Roberts to face questions regarding "Bybee memo"

The Associated Press

WASHINGTON — Democrats plan to question Supreme Court nominee John Roberts about a disavowed Justice Department memo that critics say led to torture in foreign prisons, top Senate Judiciary Democrat Patrick Leahy of Vermont said yesterday.

Leahy said he gave Roberts a copy of the so-called "Bybee memo" during a meeting yesterday. It was the second meeting between the two men since July, when President Bush nominated Roberts to replace retiring Justice Sandra Day O'Connor.

Then-Assistant Attorney General Jay Bybee argued in a Jan. 22, 2002, memo that the president has the power to issue orders that violate the Geneva Conventions as well as international and U.S. laws prohibiting torture.

"It will be raised, partly on the question of to what area — if any — can a president be considered above the law," Leahy said.

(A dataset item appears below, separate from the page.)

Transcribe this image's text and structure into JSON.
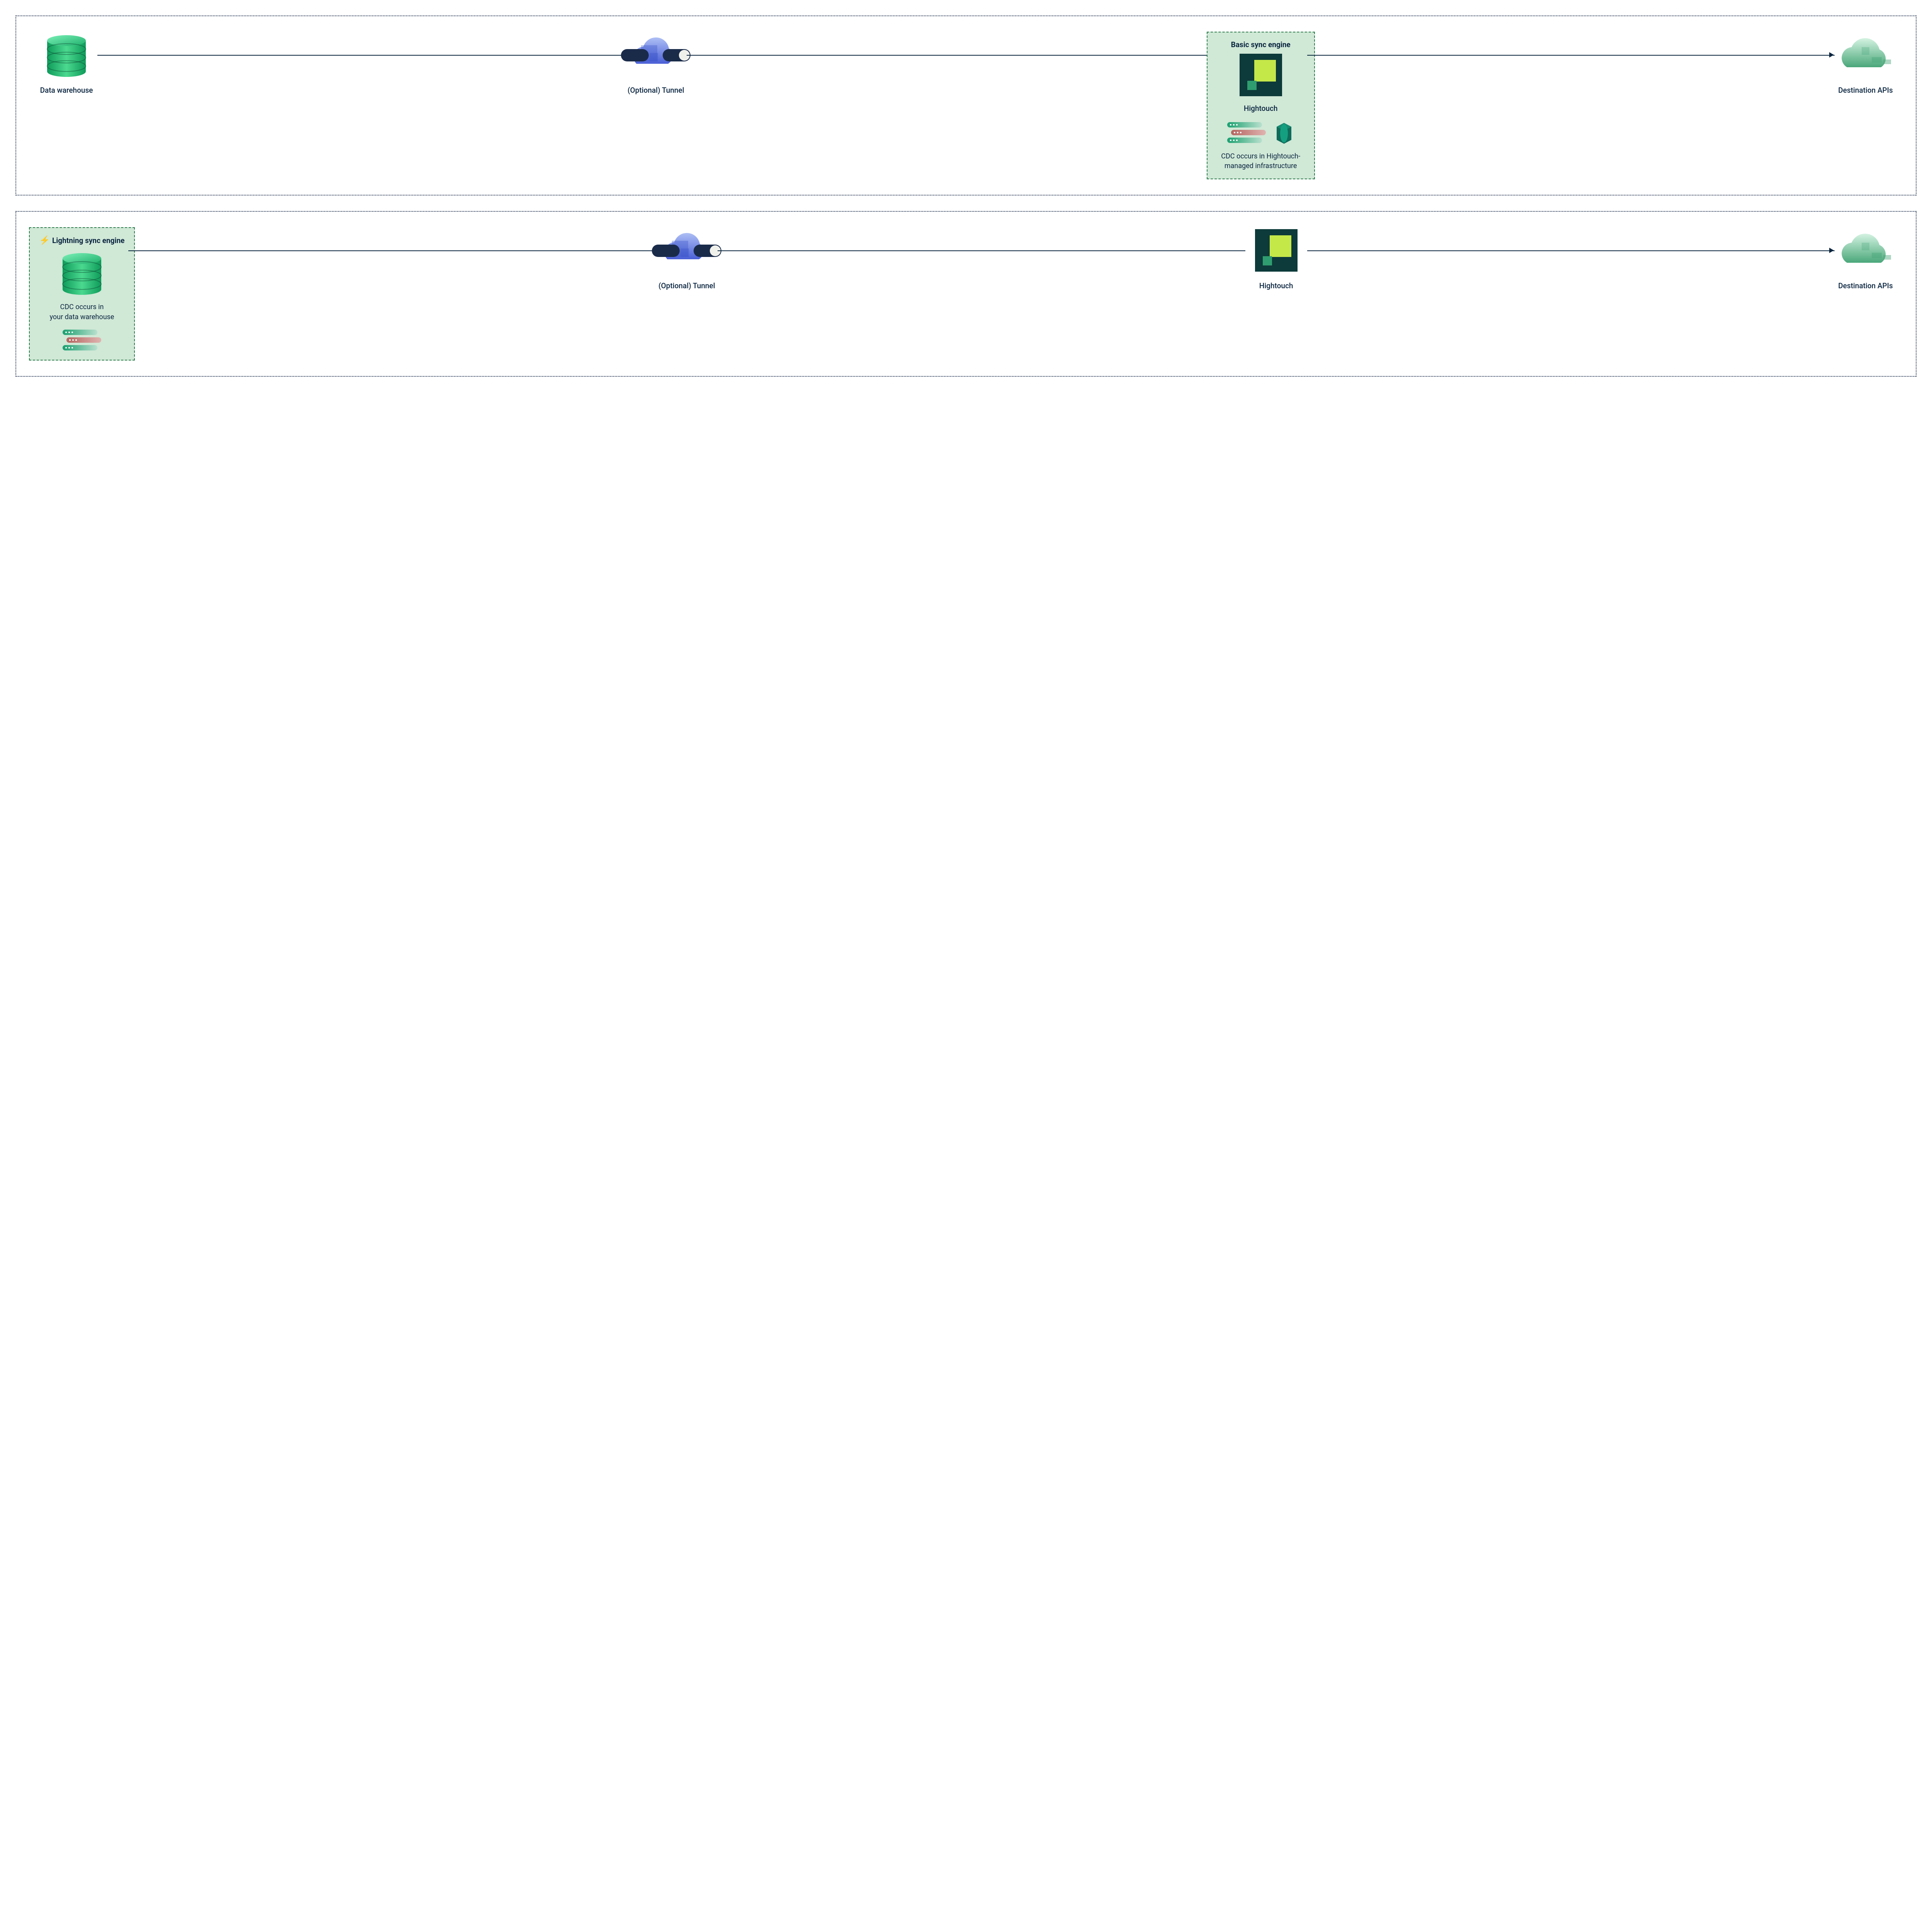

The meeting came as the National Archives released more documents from Roberts' time as a government lawyer in the Reagan and George H.W. Bush administrations. In one document, Roberts suggested that a conservative supporter of President Reagan "go soak his head" after he criticized the White House for avoiding a friend's fight with immigration officials.

In other documents, Roberts pushed the Reagan administration to get its conservative policies enacted so future presidents could not readily overturn them. And he showed displeasure with the federal judiciary, saying the Justice Department needs to get legal solutions "less dependent on the fiat of unelected jurists."

Bybee, who is now a federal judge on the 9th U.S. Circuit Court of Appeals, wrote the now disavowed memo soon after the Sept. 11, 2001, terror attacks.

Critics in Congress and many legal experts say the original document set up a legal framework that led to abuses at the Abu Ghraib prison in Iraq, in Afghanistan and at the U.S. prison camp for terror suspects at Guantánamo Bay, Cuba.

The White House says the United States has always operated under the spirit of the Geneva Conventions that prohibit violence, torture and humiliating treatment of prisoners of war.

Leahy said he wanted Roberts to have the memo so he would be prepared for questions at his confirmation hearings, which start Sept. 6. "I don't think a Supreme Court hearing is a game of gotcha," he said. "I'd really like to know what he thinks."